A report recently published by the National Employment Law Project (NELP) revealed a growing disparity of jobs available in the wake of the 2008 financial crisis. While the unemployment rate has decreased since its 2009 highs, indicating a modicum of recovery, the study shows that many displaced workers have flocked to lower-paying jobs and are accepting positions that pay minimum wage. Currently, the federal standard sits at $7.25. With the implementation of the Fair Minimum Wage Act of 2012, minimum wage will increase to $9.80 over the next three years. Is the current minimum wage a fair amount for the labor involved? Based on the recent data, is minimum wage a matter worth revisiting and revising?
What the Data Says
According to the analysis by the NELP, 1.7 million minimum wage jobs were added in lieu of the positions lost during the economic downturn. Most of the new jobs were added in the food services, retail and employment service industries. The analysis conducted by the group split occupations into three groups: lower-wage, mid-wage and higher-wage. During the recession, the most jobs lost fell in the mid-wage category, with 60% of the job losses coming from mid-wage positions. Lower-wage positions made up 21% of the recession losses, and higher-wage positions made up 19%.
To date, the recovery has not seen the reversal of these losses, but rather a shift towards lower-wage jobs, with 58% of recovery growth attributed to lower-wage occupations. Mid-wage and higher-wage occupations made up 22% and 20% of the recovery growth, respectively. In addition, this disparity may not be unabated for the foreseeable future. According to a projection of future job growth by the Bureau of Labor Statistics, six of the top 10 occupations predicted to increase by 2020 fall under the category of low-wage.
Is the Current Federal Minimum Wage Fair?
With more and more workers accepting jobs below their former pay scales, the question of whether the minimum wage should increase has been a subject of discussion in the upcoming election. Many economists oppose minimum wage altogether, arguing that the created price floor would pose as a barrier for those deemed underqualified to warrant earning a minimum wage. Moreover, an increase in minimum wage would supposedly harm business owners who, due to decreased demand, are unable to afford an imposed pay increase and see thinner margins on their income sheets.
Modern day minimum wage earners have less buying power than minimum wage earners in 1968, and they are increasingly losing more buying power while the current minimum wage fails to keep pace with inflation.
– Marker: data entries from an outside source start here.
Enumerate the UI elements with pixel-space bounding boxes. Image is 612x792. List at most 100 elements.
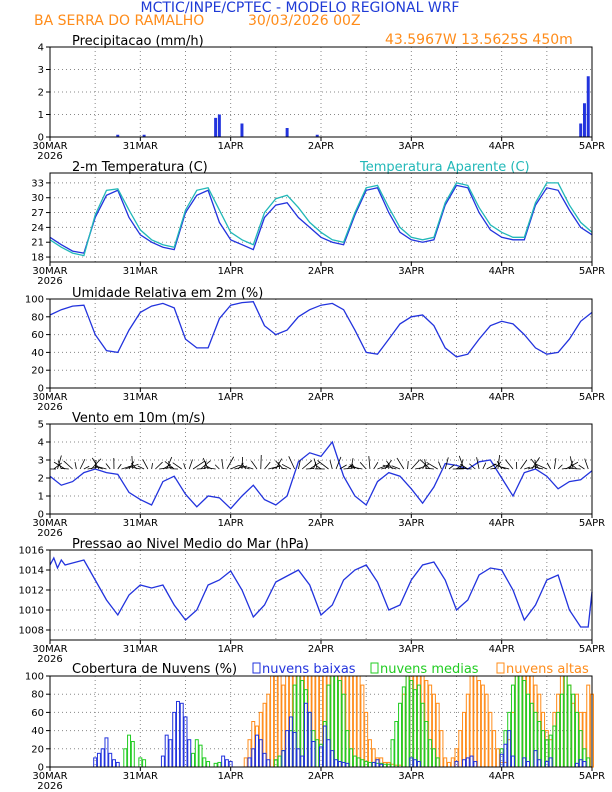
x-tick-label: 2APR xyxy=(308,518,334,529)
wind-arrow xyxy=(117,463,122,470)
mid-cloud-bar xyxy=(202,757,207,768)
wind-arrow xyxy=(94,460,97,470)
y-tick-label: 21 xyxy=(31,238,44,249)
high-cloud-bar xyxy=(443,757,448,768)
wind-arrow xyxy=(188,459,193,470)
x-tick-label: 4APR xyxy=(489,771,515,782)
low-cloud-bar xyxy=(311,741,316,768)
mid-cloud-bar xyxy=(394,721,399,768)
wind-arrow xyxy=(569,460,574,470)
legend-mid-clouds: nuvens medias xyxy=(380,662,479,677)
plot-frame xyxy=(49,172,593,263)
low-cloud-bar xyxy=(462,759,467,768)
mid-cloud-bar xyxy=(559,693,564,768)
y-tick-label: 24 xyxy=(31,223,44,234)
low-cloud-bar xyxy=(168,739,173,768)
mid-cloud-bar xyxy=(206,761,211,768)
plot-frame xyxy=(49,675,593,768)
low-cloud-bar xyxy=(247,757,252,768)
x-tick-label: 31MAR xyxy=(123,644,158,655)
low-cloud-bar xyxy=(281,750,286,768)
chart-panel-1: 0 1 2 3 4 30MAR 31MAR 1APR 2APR 3APR 4APR 5APR 2026 xyxy=(32,43,605,163)
low-cloud-bar xyxy=(526,761,530,768)
y-tick-label: 1 xyxy=(38,492,44,503)
wind-arrow xyxy=(497,455,501,470)
y-tick-label: 2 xyxy=(38,88,44,99)
x-tick-label: 3APR xyxy=(398,266,424,277)
low-cloud-bar xyxy=(108,752,113,768)
panel-2-title: 2-m Temperatura (C) xyxy=(72,160,208,175)
mid-cloud-bar xyxy=(405,675,410,768)
low-cloud-bar xyxy=(409,757,414,768)
wind-arrow xyxy=(278,462,280,470)
y-tick-label: 0 xyxy=(38,763,44,774)
legend-high-clouds-box xyxy=(496,662,505,674)
wind-arrow xyxy=(368,456,371,470)
wind-arrow xyxy=(221,459,224,470)
wind-arrow xyxy=(546,462,551,470)
x-year-label: 2026 xyxy=(37,402,62,413)
mid-cloud-bar xyxy=(574,711,579,768)
wind-arrow xyxy=(578,464,585,470)
plot-frame xyxy=(49,46,593,138)
x-tick-label: 2APR xyxy=(308,141,334,152)
low-cloud-bar xyxy=(473,761,478,768)
x-tick-label: 2APR xyxy=(308,771,334,782)
chart-panel-5: 1008 1010 1012 1014 1016 30MAR 31MAR 1APR 2APR 3A… xyxy=(19,546,606,666)
y-tick-label: 0 xyxy=(38,133,44,144)
high-cloud-bar xyxy=(488,711,493,768)
low-cloud-bar xyxy=(255,734,259,768)
x-tick-label: 4APR xyxy=(489,392,515,403)
high-cloud-bar xyxy=(360,684,365,768)
wind-arrow xyxy=(535,466,544,470)
low-cloud-bar xyxy=(503,743,508,768)
wind-arrow xyxy=(381,466,389,470)
x-tick-label: 5APR xyxy=(579,266,605,277)
high-cloud-bar xyxy=(450,757,455,768)
chart-panel-3: 0 20 40 60 80 100 30MAR 31MAR 1APR 2APR 3APR 4APR 5A… xyxy=(25,295,605,414)
y-tick-label: 1010 xyxy=(19,606,44,617)
low-cloud-bar xyxy=(221,755,226,768)
high-cloud-bar xyxy=(277,675,282,768)
panel-1-title: Precipitacao (mm/h) xyxy=(72,34,204,49)
wind-arrow xyxy=(192,460,205,470)
low-cloud-bar xyxy=(172,711,177,768)
y-tick-label: 1 xyxy=(38,110,44,121)
wind-arrow xyxy=(458,455,465,470)
wind-arrow xyxy=(335,456,342,470)
wind-arrow xyxy=(241,462,247,470)
x-tick-label: 1APR xyxy=(218,266,244,277)
wind-arrow xyxy=(74,462,77,470)
header-run: 30/03/2026 00Z xyxy=(248,13,361,29)
wind-arrow xyxy=(230,464,240,470)
low-cloud-bar xyxy=(371,761,376,768)
x-tick-label: 5APR xyxy=(579,141,605,152)
legend-high-clouds: nuvens altas xyxy=(506,662,589,677)
wind-arrow xyxy=(63,460,73,470)
wind-arrow xyxy=(83,465,90,470)
low-cloud-bar xyxy=(337,761,342,768)
high-cloud-bar xyxy=(273,675,278,768)
y-tick-label: 20 xyxy=(31,744,44,755)
mid-cloud-bar xyxy=(356,757,361,768)
wind-arrow xyxy=(426,461,438,470)
wind-arrow xyxy=(247,466,254,470)
y-tick-label: 0 xyxy=(38,384,44,395)
wind-arrow xyxy=(281,467,288,470)
mid-cloud-bar xyxy=(367,761,372,768)
wind-arrow xyxy=(234,465,248,470)
legend-low-clouds-box xyxy=(252,662,261,674)
x-tick-label: 30MAR xyxy=(32,266,67,277)
wind-arrow xyxy=(444,457,449,470)
wind-arrow xyxy=(339,464,347,470)
wind-arrow xyxy=(128,461,135,470)
wind-arrow xyxy=(343,467,356,470)
wind-arrow xyxy=(281,463,292,470)
mid-cloud-bar xyxy=(563,675,568,768)
y-tick-label: 100 xyxy=(25,672,44,683)
low-cloud-bar xyxy=(164,734,169,768)
wind-arrows xyxy=(50,454,589,470)
mid-cloud-bar xyxy=(130,741,135,768)
grid-lines xyxy=(49,173,593,262)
According to an article published by Bloomberg late last year, the current minimum wage of $7.25, while nominally higher than what it was in 1967 ($1.40), indicates a 20% decrease from 1967 to 2010 after adjusting for inflation. Factor in the migration of skilled labor from mid-wage occupations to lower-paying ones, and many skilled workers are unable to find decent and relevant work. Once they do find jobs, they are being paid significantly less than their 1967 counterparts in terms of real dollars. Without a change to the minimum wage, these workers will continue to be paid less than their 1967 counterparts for at least the next eight years.
The Bottom Line
The legislation for the increase of wage is complex and often politically motivated. It has been five years since there was a federal amendment to the minimum wage. In that time, the economy saw this generation's largest financial crisis. Now it is likely that the average minimum wage worker will have completed his or her post-secondary education. The need for discussion regarding the quality of employment out in the market, along with the appropriate payment schedule, is more pertinent than it has ever been.